Global atmospheric data assimilation with multi-modal masked autoencoders

Thomas J. Vandal,Kate Duffy,Daniel McDuff,Yoni Nachmany,Chris Hartshorn
2024-07-16
Abstract:Global data assimilation enables weather forecasting at all scales and provides valuable data for studying the Earth system. However, the computational demands of physics-based algorithms used in operational systems limits the volume and diversity of observations that are assimilated. Here, we present "EarthNet", a multi-modal foundation model for data assimilation that learns to predict a global gap-filled atmospheric state solely from satellite observations. EarthNet is trained as a masked autoencoder that ingests a 12 hour sequence of observations and learns to fill missing data from other sensors. We show that EarthNet performs a form of data assimilation producing a global 0.16 degree reanalysis dataset of 3D atmospheric temperature and humidity at a fraction of the time compared to operational systems. It is shown that the resulting reanalysis dataset reproduces climatology by evaluating a 1 hour forecast background state against observations. We also show that our 3D humidity predictions outperform MERRA-2 and ERA5 reanalyses by 10% to 60% between the middle troposphere and lower stratosphere (5 to 20 km altitude) and our 3D temperature and humidity are statistically equivalent to the Microwave integrated Retrieval System (MiRS) observations at nearly every level of the atmosphere. Our results indicate significant promise in using EarthNet for high-frequency data assimilation and global weather forecasting.

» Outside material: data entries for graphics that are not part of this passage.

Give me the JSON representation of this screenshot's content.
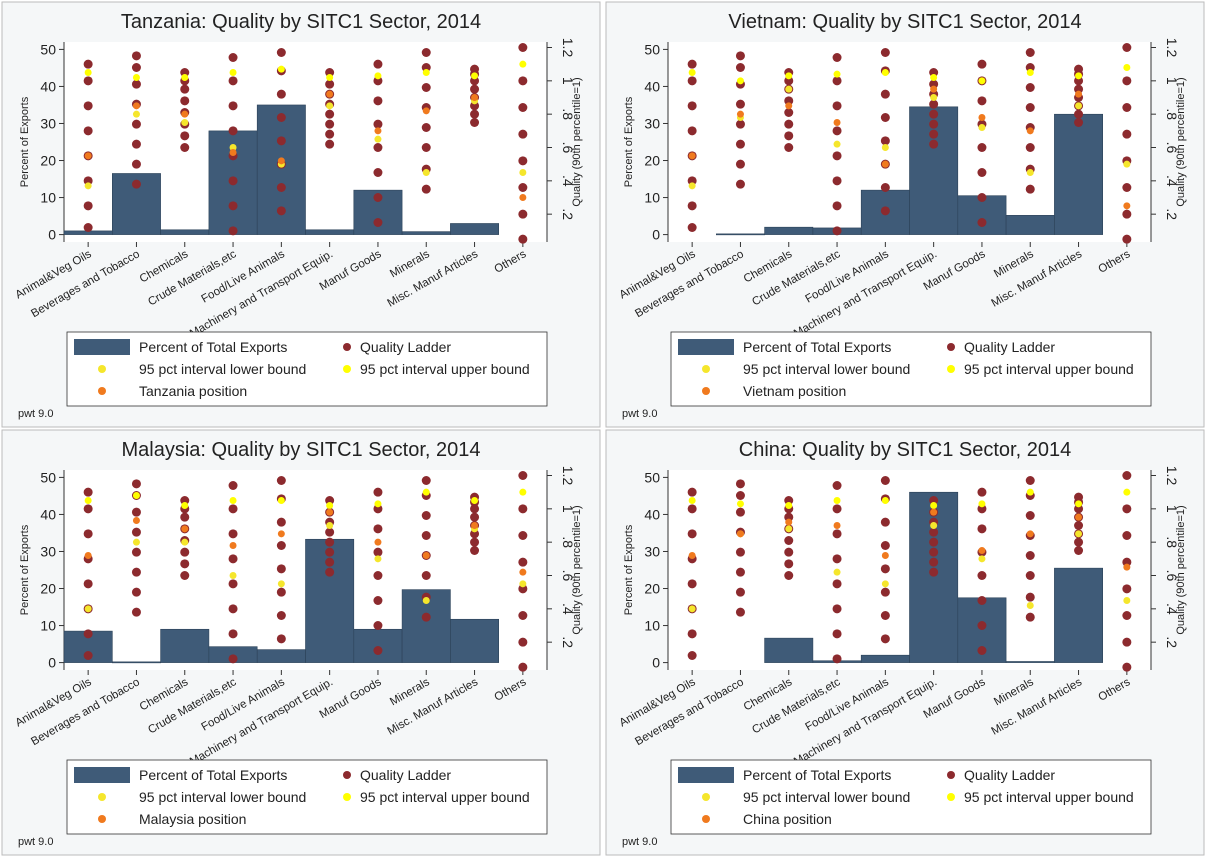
{
  "chart_data": [
    {
      "type": "bar",
      "title": "Tanzania: Quality by SITC1 Sector, 2014",
      "ylabel": "Percent of Exports",
      "y2label": "Quality (90th percentile=1)",
      "note": "pwt 9.0",
      "categories": [
        "Animal&Veg Oils",
        "Beverages and Tobacco",
        "Chemicals",
        "Crude Materials,etc",
        "Food/Live Animals",
        "Machinery and Transport Equip.",
        "Manuf Goods",
        "Minerals",
        "Misc. Manuf Articles",
        "Others"
      ],
      "ylim": [
        -2,
        52
      ],
      "yticks": [
        0,
        10,
        20,
        30,
        40,
        50
      ],
      "y2lim": [
        0.033,
        1.233
      ],
      "y2ticks": [
        {
          "value": 0.2,
          "label": ".2"
        },
        {
          "value": 0.4,
          "label": ".4"
        },
        {
          "value": 0.6,
          "label": ".6"
        },
        {
          "value": 0.8,
          "label": ".8"
        },
        1,
        1.2
      ],
      "grid": false,
      "series": [
        {
          "name": "Percent of Total Exports",
          "color": "#3f5b78",
          "values": [
            1,
            16.5,
            1.3,
            28,
            35,
            1.3,
            12,
            0.8,
            3,
            null
          ]
        },
        {
          "name": "Quality Ladder",
          "color": "#8c2a2e",
          "axis": "y2",
          "values": [
            [
              0.12,
              0.25,
              0.4,
              0.55,
              0.7,
              0.85,
              1.0,
              1.1
            ],
            [
              0.38,
              0.5,
              0.62,
              0.74,
              0.86,
              0.98,
              1.08,
              1.15
            ],
            [
              0.6,
              0.67,
              0.74,
              0.81,
              0.88,
              0.95,
              1.0,
              1.05
            ],
            [
              0.1,
              0.25,
              0.4,
              0.55,
              0.7,
              0.85,
              1.0,
              1.14
            ],
            [
              0.22,
              0.36,
              0.5,
              0.64,
              0.78,
              0.92,
              1.06,
              1.17
            ],
            [
              0.62,
              0.68,
              0.74,
              0.8,
              0.86,
              0.92,
              0.98,
              1.05
            ],
            [
              0.15,
              0.3,
              0.45,
              0.6,
              0.74,
              0.88,
              1.0,
              1.1
            ],
            [
              0.35,
              0.47,
              0.6,
              0.72,
              0.84,
              0.96,
              1.08,
              1.17
            ],
            [
              0.75,
              0.8,
              0.85,
              0.9,
              0.95,
              1.0,
              1.04,
              1.07
            ],
            [
              0.05,
              0.2,
              0.36,
              0.52,
              0.68,
              0.84,
              1.0,
              1.2
            ]
          ]
        },
        {
          "name": "95 pct interval lower bound",
          "color": "#f5e62c",
          "axis": "y2",
          "values": [
            0.37,
            0.8,
            0.75,
            0.6,
            0.5,
            0.85,
            0.65,
            0.45,
            0.88,
            0.45
          ]
        },
        {
          "name": "95 pct interval upper bound",
          "color": "#ffff00",
          "axis": "y2",
          "values": [
            1.05,
            1.02,
            1.02,
            1.05,
            1.07,
            1.02,
            1.03,
            1.05,
            1.03,
            1.1
          ]
        },
        {
          "name": "Tanzania position",
          "color": "#f07a1e",
          "axis": "y2",
          "values": [
            0.55,
            0.85,
            0.8,
            0.57,
            0.52,
            0.92,
            0.7,
            0.82,
            0.9,
            0.3
          ]
        }
      ]
    },
    {
      "type": "bar",
      "title": "Vietnam: Quality by SITC1 Sector, 2014",
      "ylabel": "Percent of Exports",
      "y2label": "Quality (90th percentile=1)",
      "note": "pwt 9.0",
      "categories": [
        "Animal&Veg Oils",
        "Beverages and Tobacco",
        "Chemicals",
        "Crude Materials,etc",
        "Food/Live Animals",
        "Machinery and Transport Equip.",
        "Manuf Goods",
        "Minerals",
        "Misc. Manuf Articles",
        "Others"
      ],
      "ylim": [
        -2,
        52
      ],
      "yticks": [
        0,
        10,
        20,
        30,
        40,
        50
      ],
      "y2lim": [
        0.033,
        1.233
      ],
      "y2ticks": [
        {
          "value": 0.2,
          "label": ".2"
        },
        {
          "value": 0.4,
          "label": ".4"
        },
        {
          "value": 0.6,
          "label": ".6"
        },
        {
          "value": 0.8,
          "label": ".8"
        },
        1,
        1.2
      ],
      "grid": false,
      "series": [
        {
          "name": "Percent of Total Exports",
          "color": "#3f5b78",
          "values": [
            null,
            0.2,
            2,
            1.8,
            12,
            34.5,
            10.5,
            5.2,
            32.5,
            null
          ]
        },
        {
          "name": "Quality Ladder",
          "color": "#8c2a2e",
          "axis": "y2",
          "values": [
            [
              0.12,
              0.25,
              0.4,
              0.55,
              0.7,
              0.85,
              1.0,
              1.1
            ],
            [
              0.38,
              0.5,
              0.62,
              0.74,
              0.86,
              0.98,
              1.08,
              1.15
            ],
            [
              0.6,
              0.67,
              0.74,
              0.81,
              0.88,
              0.95,
              1.0,
              1.05
            ],
            [
              0.1,
              0.25,
              0.4,
              0.55,
              0.7,
              0.85,
              1.0,
              1.14
            ],
            [
              0.22,
              0.36,
              0.5,
              0.64,
              0.78,
              0.92,
              1.06,
              1.17
            ],
            [
              0.62,
              0.68,
              0.74,
              0.8,
              0.86,
              0.92,
              0.98,
              1.05
            ],
            [
              0.15,
              0.3,
              0.45,
              0.6,
              0.74,
              0.88,
              1.0,
              1.1
            ],
            [
              0.35,
              0.47,
              0.6,
              0.72,
              0.84,
              0.96,
              1.08,
              1.17
            ],
            [
              0.75,
              0.8,
              0.85,
              0.9,
              0.95,
              1.0,
              1.04,
              1.07
            ],
            [
              0.05,
              0.2,
              0.36,
              0.52,
              0.68,
              0.84,
              1.0,
              1.2
            ]
          ]
        },
        {
          "name": "95 pct interval lower bound",
          "color": "#f5e62c",
          "axis": "y2",
          "values": [
            0.37,
            0.78,
            0.95,
            0.62,
            0.6,
            0.9,
            0.72,
            0.45,
            0.85,
            0.5
          ]
        },
        {
          "name": "95 pct interval upper bound",
          "color": "#ffff00",
          "axis": "y2",
          "values": [
            1.05,
            1.0,
            1.03,
            1.04,
            1.05,
            1.02,
            1.0,
            1.05,
            1.03,
            1.08
          ]
        },
        {
          "name": "Vietnam position",
          "color": "#f07a1e",
          "axis": "y2",
          "values": [
            0.55,
            0.8,
            0.85,
            0.75,
            0.5,
            0.95,
            0.78,
            0.7,
            0.92,
            0.25
          ]
        }
      ]
    },
    {
      "type": "bar",
      "title": "Malaysia: Quality by SITC1 Sector, 2014",
      "ylabel": "Percent of Exports",
      "y2label": "Quality (90th percentile=1)",
      "note": "pwt 9.0",
      "categories": [
        "Animal&Veg Oils",
        "Beverages and Tobacco",
        "Chemicals",
        "Crude Materials,etc",
        "Food/Live Animals",
        "Machinery and Transport Equip.",
        "Manuf Goods",
        "Minerals",
        "Misc. Manuf Articles",
        "Others"
      ],
      "ylim": [
        -2,
        52
      ],
      "yticks": [
        0,
        10,
        20,
        30,
        40,
        50
      ],
      "y2lim": [
        0.033,
        1.233
      ],
      "y2ticks": [
        {
          "value": 0.2,
          "label": ".2"
        },
        {
          "value": 0.4,
          "label": ".4"
        },
        {
          "value": 0.6,
          "label": ".6"
        },
        {
          "value": 0.8,
          "label": ".8"
        },
        1,
        1.2
      ],
      "grid": false,
      "series": [
        {
          "name": "Percent of Total Exports",
          "color": "#3f5b78",
          "values": [
            8.5,
            0.2,
            9,
            4.3,
            3.5,
            33.3,
            9,
            19.7,
            11.7,
            null
          ]
        },
        {
          "name": "Quality Ladder",
          "color": "#8c2a2e",
          "axis": "y2",
          "values": [
            [
              0.12,
              0.25,
              0.4,
              0.55,
              0.7,
              0.85,
              1.0,
              1.1
            ],
            [
              0.38,
              0.5,
              0.62,
              0.74,
              0.86,
              0.98,
              1.08,
              1.15
            ],
            [
              0.6,
              0.67,
              0.74,
              0.81,
              0.88,
              0.95,
              1.0,
              1.05
            ],
            [
              0.1,
              0.25,
              0.4,
              0.55,
              0.7,
              0.85,
              1.0,
              1.14
            ],
            [
              0.22,
              0.36,
              0.5,
              0.64,
              0.78,
              0.92,
              1.06,
              1.17
            ],
            [
              0.62,
              0.68,
              0.74,
              0.8,
              0.86,
              0.92,
              0.98,
              1.05
            ],
            [
              0.15,
              0.3,
              0.45,
              0.6,
              0.74,
              0.88,
              1.0,
              1.1
            ],
            [
              0.35,
              0.47,
              0.6,
              0.72,
              0.84,
              0.96,
              1.08,
              1.17
            ],
            [
              0.75,
              0.8,
              0.85,
              0.9,
              0.95,
              1.0,
              1.04,
              1.07
            ],
            [
              0.05,
              0.2,
              0.36,
              0.52,
              0.68,
              0.84,
              1.0,
              1.2
            ]
          ]
        },
        {
          "name": "95 pct interval lower bound",
          "color": "#f5e62c",
          "axis": "y2",
          "values": [
            0.4,
            0.8,
            0.8,
            0.6,
            0.55,
            0.9,
            0.7,
            0.45,
            0.88,
            0.55
          ]
        },
        {
          "name": "95 pct interval upper bound",
          "color": "#ffff00",
          "axis": "y2",
          "values": [
            1.05,
            1.08,
            1.02,
            1.05,
            1.05,
            1.02,
            1.03,
            1.1,
            1.05,
            1.1
          ]
        },
        {
          "name": "Malaysia position",
          "color": "#f07a1e",
          "axis": "y2",
          "values": [
            0.72,
            0.93,
            0.88,
            0.78,
            0.85,
            0.98,
            0.8,
            0.72,
            0.9,
            0.62
          ]
        }
      ]
    },
    {
      "type": "bar",
      "title": "China: Quality by SITC1 Sector, 2014",
      "ylabel": "Percent of Exports",
      "y2label": "Quality (90th percentile=1)",
      "note": "pwt 9.0",
      "categories": [
        "Animal&Veg Oils",
        "Beverages and Tobacco",
        "Chemicals",
        "Crude Materials,etc",
        "Food/Live Animals",
        "Machinery and Transport Equip.",
        "Manuf Goods",
        "Minerals",
        "Misc. Manuf Articles",
        "Others"
      ],
      "ylim": [
        -2,
        52
      ],
      "yticks": [
        0,
        10,
        20,
        30,
        40,
        50
      ],
      "y2lim": [
        0.033,
        1.233
      ],
      "y2ticks": [
        {
          "value": 0.2,
          "label": ".2"
        },
        {
          "value": 0.4,
          "label": ".4"
        },
        {
          "value": 0.6,
          "label": ".6"
        },
        {
          "value": 0.8,
          "label": ".8"
        },
        1,
        1.2
      ],
      "grid": false,
      "series": [
        {
          "name": "Percent of Total Exports",
          "color": "#3f5b78",
          "values": [
            null,
            null,
            6.6,
            0.5,
            2,
            46,
            17.5,
            0.3,
            25.5,
            null
          ]
        },
        {
          "name": "Quality Ladder",
          "color": "#8c2a2e",
          "axis": "y2",
          "values": [
            [
              0.12,
              0.25,
              0.4,
              0.55,
              0.7,
              0.85,
              1.0,
              1.1
            ],
            [
              0.38,
              0.5,
              0.62,
              0.74,
              0.86,
              0.98,
              1.08,
              1.15
            ],
            [
              0.6,
              0.67,
              0.74,
              0.81,
              0.88,
              0.95,
              1.0,
              1.05
            ],
            [
              0.1,
              0.25,
              0.4,
              0.55,
              0.7,
              0.85,
              1.0,
              1.14
            ],
            [
              0.22,
              0.36,
              0.5,
              0.64,
              0.78,
              0.92,
              1.06,
              1.17
            ],
            [
              0.62,
              0.68,
              0.74,
              0.8,
              0.86,
              0.92,
              0.98,
              1.05
            ],
            [
              0.15,
              0.3,
              0.45,
              0.6,
              0.74,
              0.88,
              1.0,
              1.1
            ],
            [
              0.35,
              0.47,
              0.6,
              0.72,
              0.84,
              0.96,
              1.08,
              1.17
            ],
            [
              0.75,
              0.8,
              0.85,
              0.9,
              0.95,
              1.0,
              1.04,
              1.07
            ],
            [
              0.05,
              0.2,
              0.36,
              0.52,
              0.68,
              0.84,
              1.0,
              1.2
            ]
          ]
        },
        {
          "name": "95 pct interval lower bound",
          "color": "#f5e62c",
          "axis": "y2",
          "values": [
            0.4,
            0.85,
            0.88,
            0.62,
            0.55,
            0.9,
            0.7,
            0.42,
            0.85,
            0.45
          ]
        },
        {
          "name": "95 pct interval upper bound",
          "color": "#ffff00",
          "axis": "y2",
          "values": [
            1.05,
            1.03,
            1.02,
            1.05,
            1.05,
            1.02,
            1.03,
            1.1,
            1.03,
            1.1
          ]
        },
        {
          "name": "China position",
          "color": "#f07a1e",
          "axis": "y2",
          "values": [
            0.72,
            0.85,
            0.92,
            0.9,
            0.72,
            0.98,
            0.75,
            0.85,
            0.95,
            0.65
          ]
        }
      ]
    }
  ]
}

Machine Learning,Atmospheric and Oceanic Physics
What problem does this paper attempt to address?
### The Problem This Paper Attempts to Solve The main purpose of this paper is to present a new global atmospheric data assimilation method using Multi-modal Masked Autoencoders (MMAE) to predict a seamless global atmospheric state. Specifically, the paper attempts to address the following issues: 1. **Computational Limitations of Existing Data Assimilation Systems**: - Current physics-based algorithms for assimilating observational data in operational systems have high computational demands and long processing times. - These limitations result in a large amount of available observational data not being fully utilized, affecting the quality of weather forecasts. 2. **Improving Utilization of Observational Data**: - A multi-modal foundational model named "EarthNet" is proposed, which can predict a seamless global atmospheric state from satellite observational data. - EarthNet, trained through masked autoencoders, can fill in missing data from other sensors. 3. **Achieving Efficient and High-Resolution Data Assimilation**: - Compared to traditional operational systems, EarthNet can generate high-resolution three-dimensional atmospheric temperature and humidity reanalysis datasets in a shorter time. - Experimental results show that EarthNet's humidity predictions in the mid-troposphere and lower stratosphere (5 to 20 kilometers in altitude) outperform existing MERRA-2 and ERA5 reanalysis data. 4. **Validation and Improvement of Atmospheric Observations**: - The paper validates EarthNet's performance by comparing it with real observational data (such as MiRS observations). - Sensitivity analysis tests the importance of different sensors and demonstrates the contribution of each sensor in the predictions. Overall, this paper aims to achieve more efficient and higher-resolution data assimilation through multi-modal masked autoencoder technology, thereby improving the quality of global weather forecasts.